The initial plan was to have various gender expressions with people on the cards and people with different races and ethnicities on the card. The original tarot deck is all like happy to go white people so I kind of wanted to play around with different identities on the card. The world card - the four animals are the same: there is a cherub, an eagle, a lion, and an ox. I have the same animals but they are skulls. For the strength card there are similar figures - there is a lioness instead of a lion and there is a person on top of the lioness, but there is a dead correctional officer in the corner.

Exhibition at Bronze Dipped in Gold, Sprinted Tattooing Coalition, 2015

How do you identify and when did you begin identifying as such?

Culturally I identify as Latina. I identify as Queer and I only started doing that two years ago. Other than that I feel like I am too all over the place to be bogged down with any kind of identity. Things like printmaker or artist those forms of identity I try not to go too hard with because what ends up happening is if I fail as one I have an identity crisis. I try to have some breathing room. I think labels are important, I’m not trying to play that 14-year-old game where i say “Labels are for soup cans.” ha ha, but I feel like some kind of language to use to go through the world is important.

You are pretty submersed in the West Philly Queer arts and culture scene. What advice do you have for individuals who are looking to create safe spaces for themselves and other members of their community and subculture?

I ended up going to shows, knew my needs, found the people and got it. It wasn’t smooth - there were a lot of growing pains involved  and hard conversations to be had.There is definitely a high need to not tolerate bullshit. I feel like that's what a lot of art kids do - I feel like art kids tolerate microaggressions and silly comments from their rich white friends.  There needs to be intolerance - yay intolerance- for things that make you feel uncomfortable. Art is one way to do it. I definitely meet people from that zine I did, and the internet.

Tape Design, Drawing and Sticky Letters, 2015

How does the art that you create speak to social change?

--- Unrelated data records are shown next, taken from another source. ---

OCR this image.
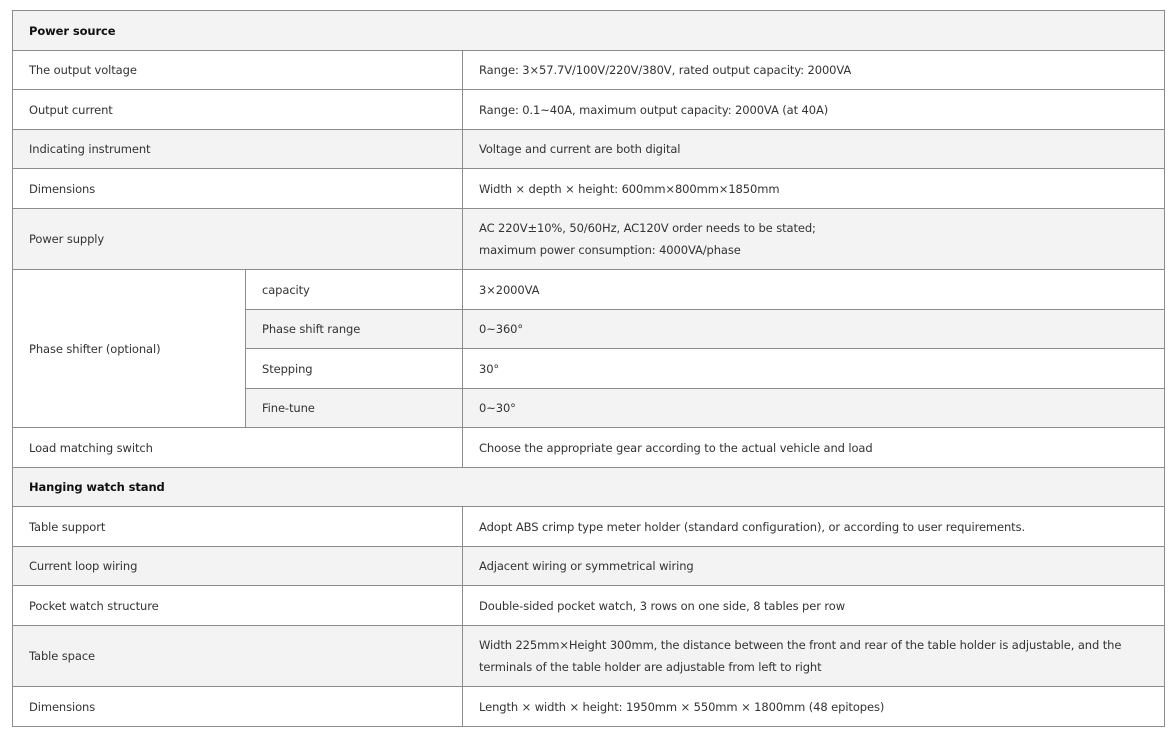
Power source		
The output voltage		Range: 3×57.7V/100V/220V/380V, rated output capacity: 2000VA
Output current		Range: 0.1~40A, maximum output capacity: 2000VA (at 40A)
Indicating instrument		Voltage and current are both digital
Dimensions		Width × depth × height: 600mm×800mm×1850mm
Power supply		AC 220V±10%, 50/60Hz, AC120V order needs to be stated;
maximum power consumption: 4000VA/phase

Phase shifter (optional)	capacity	3×2000VA
	Phase shift range	0~360°
	Stepping	30°
	Fine-tune	0~30°
Load matching switch		Choose the appropriate gear according to the actual vehicle and load
Hanging watch stand		
Table support		Adopt ABS crimp type meter holder (standard configuration), or according to user requirements.
Current loop wiring		Adjacent wiring or symmetrical wiring
Pocket watch structure		Double-sided pocket watch, 3 rows on one side, 8 tables per row
Table space		Width 225mm×Height 300mm, the distance between the front and rear of the table holder is adjustable, and the
terminals of the table holder are adjustable from left to right

Dimensions		Length × width × height: 1950mm × 550mm × 1800mm (48 epitopes)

I don’t know if it does at the moment. I always struggle with making this piece that has a message and everyone is going to revolt after seeing it. What happens is the fact that I am this person with this marginalized identity, making stuff and taking up space is enough, to some extent. I just kind of hope to work off of that.

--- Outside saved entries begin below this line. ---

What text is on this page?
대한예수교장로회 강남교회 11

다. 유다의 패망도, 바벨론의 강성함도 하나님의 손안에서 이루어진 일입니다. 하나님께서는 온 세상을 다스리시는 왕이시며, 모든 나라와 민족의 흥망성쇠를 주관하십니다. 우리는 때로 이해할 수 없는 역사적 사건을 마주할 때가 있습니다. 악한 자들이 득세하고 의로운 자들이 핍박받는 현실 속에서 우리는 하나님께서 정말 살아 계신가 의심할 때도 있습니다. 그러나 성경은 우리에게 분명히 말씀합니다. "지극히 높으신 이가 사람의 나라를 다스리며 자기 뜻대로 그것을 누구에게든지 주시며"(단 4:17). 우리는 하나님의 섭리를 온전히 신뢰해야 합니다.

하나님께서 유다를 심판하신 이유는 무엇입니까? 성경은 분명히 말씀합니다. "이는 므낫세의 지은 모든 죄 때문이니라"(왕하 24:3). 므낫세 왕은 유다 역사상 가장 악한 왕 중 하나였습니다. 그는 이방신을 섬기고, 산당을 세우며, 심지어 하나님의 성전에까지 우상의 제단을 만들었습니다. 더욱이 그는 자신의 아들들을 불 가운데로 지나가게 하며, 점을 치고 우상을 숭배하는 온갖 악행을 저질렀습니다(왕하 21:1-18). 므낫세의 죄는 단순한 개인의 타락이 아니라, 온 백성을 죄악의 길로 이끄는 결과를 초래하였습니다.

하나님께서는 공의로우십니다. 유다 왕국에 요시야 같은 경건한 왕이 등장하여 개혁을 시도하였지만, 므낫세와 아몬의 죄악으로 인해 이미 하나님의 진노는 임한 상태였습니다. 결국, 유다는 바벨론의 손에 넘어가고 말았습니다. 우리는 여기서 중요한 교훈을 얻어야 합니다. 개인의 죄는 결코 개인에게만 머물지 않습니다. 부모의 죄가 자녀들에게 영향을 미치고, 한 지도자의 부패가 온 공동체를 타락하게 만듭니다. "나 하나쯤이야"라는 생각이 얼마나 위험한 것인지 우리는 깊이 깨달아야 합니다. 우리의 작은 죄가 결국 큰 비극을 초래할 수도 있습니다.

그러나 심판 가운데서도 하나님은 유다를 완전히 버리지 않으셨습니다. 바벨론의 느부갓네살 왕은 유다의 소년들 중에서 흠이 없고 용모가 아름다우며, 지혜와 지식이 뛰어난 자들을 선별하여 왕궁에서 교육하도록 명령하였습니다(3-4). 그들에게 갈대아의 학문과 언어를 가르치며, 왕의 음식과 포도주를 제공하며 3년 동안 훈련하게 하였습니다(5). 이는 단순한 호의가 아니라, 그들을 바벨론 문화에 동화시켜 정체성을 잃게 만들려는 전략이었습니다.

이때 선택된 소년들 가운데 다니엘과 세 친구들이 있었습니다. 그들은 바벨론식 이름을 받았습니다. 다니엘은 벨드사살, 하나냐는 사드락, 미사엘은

Do you feel like any marginalized person who creates art, that their art will automatically have a political statement with in it just because of who they are?

More or less. It also depends on where it's at. The big ignorant statement that comes out of a lot of people mouth's is that “Artist are the ones causing gentrification.” Artists, Homos, and white people are all responsible for gentrification. They are strictly thinking of art school, art world. It depends on the space that the art takes up - there are artist that already exist in neighborhoods before gentrification comes through.

What are some things that you plan to achieve with your art in the future?

I really care about opening up a print shop, because I want to make screen printing accessible and I think a printing press is really important for getting information out - it always has been. When you think about the history of prints it has always been a large history of radical prints and posters. The thing about having a print shop that is accessible to the community is that you can do it in a more discreet way. If you want to make a radical poster and want no one to know it's you, it's possible.

Do you think that art can change the world?

Art has always been a form of communication. One way people define art is translating raw experience into a different medium. I think that looking to artist, maybe not the crappy ones who smoke too much cigarettes and go to class high, to create a sense of how an autonomous society can exist is good. If art disappeared tomorrow I am pretty sure many people wouldn’t know what to do.